Magnetic resonance studies of specificity in binding and catalysis of phosphotransferases
- PMID: 168046
- DOI: 10.1002/9780470720134.ch6
Magnetic resonance studies of specificity in binding and catalysis of phosphotransferases
Abstract
Two common characteristics of the active site structures of intermediate complexes formed in kinase reactions have been observed by magnetic resonance techniques. First, in creatine, arginine, adenylate and pyruvate kinases (EC2.73.2, 2.7.3.3, 2.7.4.3 and 2.7.1.40, respectively) water is progressively excluded and the structure at the active site is progressively immobilized as each reactant is successively added to the enzyme, as monitored by electron spin resonance (e.s.r) and the enhancement of the proton relaxation rate of water (PRR) due to paramagnetic manganese(II) probe.
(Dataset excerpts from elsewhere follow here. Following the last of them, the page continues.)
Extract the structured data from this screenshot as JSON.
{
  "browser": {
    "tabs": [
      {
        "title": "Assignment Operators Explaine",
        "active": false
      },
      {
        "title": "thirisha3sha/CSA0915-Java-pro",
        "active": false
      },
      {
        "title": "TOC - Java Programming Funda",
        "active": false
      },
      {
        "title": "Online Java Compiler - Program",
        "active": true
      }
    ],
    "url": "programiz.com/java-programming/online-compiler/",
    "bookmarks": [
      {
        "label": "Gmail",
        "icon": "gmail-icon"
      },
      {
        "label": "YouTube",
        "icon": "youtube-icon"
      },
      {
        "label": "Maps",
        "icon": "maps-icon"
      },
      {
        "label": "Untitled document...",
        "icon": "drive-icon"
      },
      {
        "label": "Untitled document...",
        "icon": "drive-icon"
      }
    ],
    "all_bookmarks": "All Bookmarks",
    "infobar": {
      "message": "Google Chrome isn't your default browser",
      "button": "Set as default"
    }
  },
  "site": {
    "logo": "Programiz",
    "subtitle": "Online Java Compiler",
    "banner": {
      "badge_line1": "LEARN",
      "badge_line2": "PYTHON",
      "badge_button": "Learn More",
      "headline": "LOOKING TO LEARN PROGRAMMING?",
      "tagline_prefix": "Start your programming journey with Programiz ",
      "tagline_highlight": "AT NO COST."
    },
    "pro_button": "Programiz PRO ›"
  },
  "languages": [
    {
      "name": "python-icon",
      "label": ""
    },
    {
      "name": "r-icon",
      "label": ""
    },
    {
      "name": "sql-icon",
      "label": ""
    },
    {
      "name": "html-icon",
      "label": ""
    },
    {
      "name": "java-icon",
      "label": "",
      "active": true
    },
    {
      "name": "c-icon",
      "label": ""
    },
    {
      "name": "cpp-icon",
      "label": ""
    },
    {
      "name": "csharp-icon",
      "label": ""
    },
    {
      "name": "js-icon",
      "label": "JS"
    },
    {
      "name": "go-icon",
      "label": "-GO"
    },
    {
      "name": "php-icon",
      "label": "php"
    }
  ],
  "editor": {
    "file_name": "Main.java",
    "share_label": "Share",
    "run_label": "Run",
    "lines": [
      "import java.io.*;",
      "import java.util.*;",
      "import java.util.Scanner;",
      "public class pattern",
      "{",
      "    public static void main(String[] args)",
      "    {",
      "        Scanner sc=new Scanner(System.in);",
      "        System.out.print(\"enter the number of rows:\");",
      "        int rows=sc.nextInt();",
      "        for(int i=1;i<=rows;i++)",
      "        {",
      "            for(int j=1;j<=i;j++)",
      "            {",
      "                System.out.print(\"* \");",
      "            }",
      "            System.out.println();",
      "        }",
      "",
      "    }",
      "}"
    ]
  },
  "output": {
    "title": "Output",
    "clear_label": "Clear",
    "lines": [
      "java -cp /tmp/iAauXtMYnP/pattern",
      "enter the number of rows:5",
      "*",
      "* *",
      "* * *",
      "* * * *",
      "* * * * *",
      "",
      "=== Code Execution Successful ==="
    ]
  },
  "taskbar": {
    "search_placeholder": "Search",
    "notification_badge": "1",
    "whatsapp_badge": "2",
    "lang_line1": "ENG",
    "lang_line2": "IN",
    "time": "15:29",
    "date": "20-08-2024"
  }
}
Significant, and often wide-spread, changes in the protein conformation accompanying successive additions of reaction components are shown with 1H n.m.r. studies of pyruvate kinase. The second characteristic is that, for the ternary enzyme-Mn-nucleotide complexes, two parameters, the e.s.r. spectrum and PRR enhancement values, fall within a range of 10% for all enzymes investigated, with the exception of bovine brain creatine kinase. These similarities suggest a homology in teriary structure at the active sites of these enzymes. An unsuspected aspect of substrate and cofactor specificity has been revealed by e.s.r. spectroscopy of the manganese(II) complexes of the transition-state analogue of creatine kinase (E-MnADP-formate-creatine) and of the ternary phosphoenolpyruvate complex. In the former case, replacement of ADP, the normal substrate, by its substrate analogues IDP or 2acute-deoxyadenosine diphosphate produced two interconvertible species of the transition-state analogue complexes, observed in the e.s.r. spectra as an isotropic species and a highly anisotropic species. With the normal substrate, only the anisotropic species is observed. Similarly, in the case of the complex pyruvate kinase-Mn-phosphoenolpyruvate, when the normal monovalent activator K+ is replaced by the inert tetramethylammonium ion, again two interconvertible species rather than the normal one species are observed by e.s.r. spectroscopy. The implications of these phenomena for the relation of specificity to catalytic efficiency are discussed.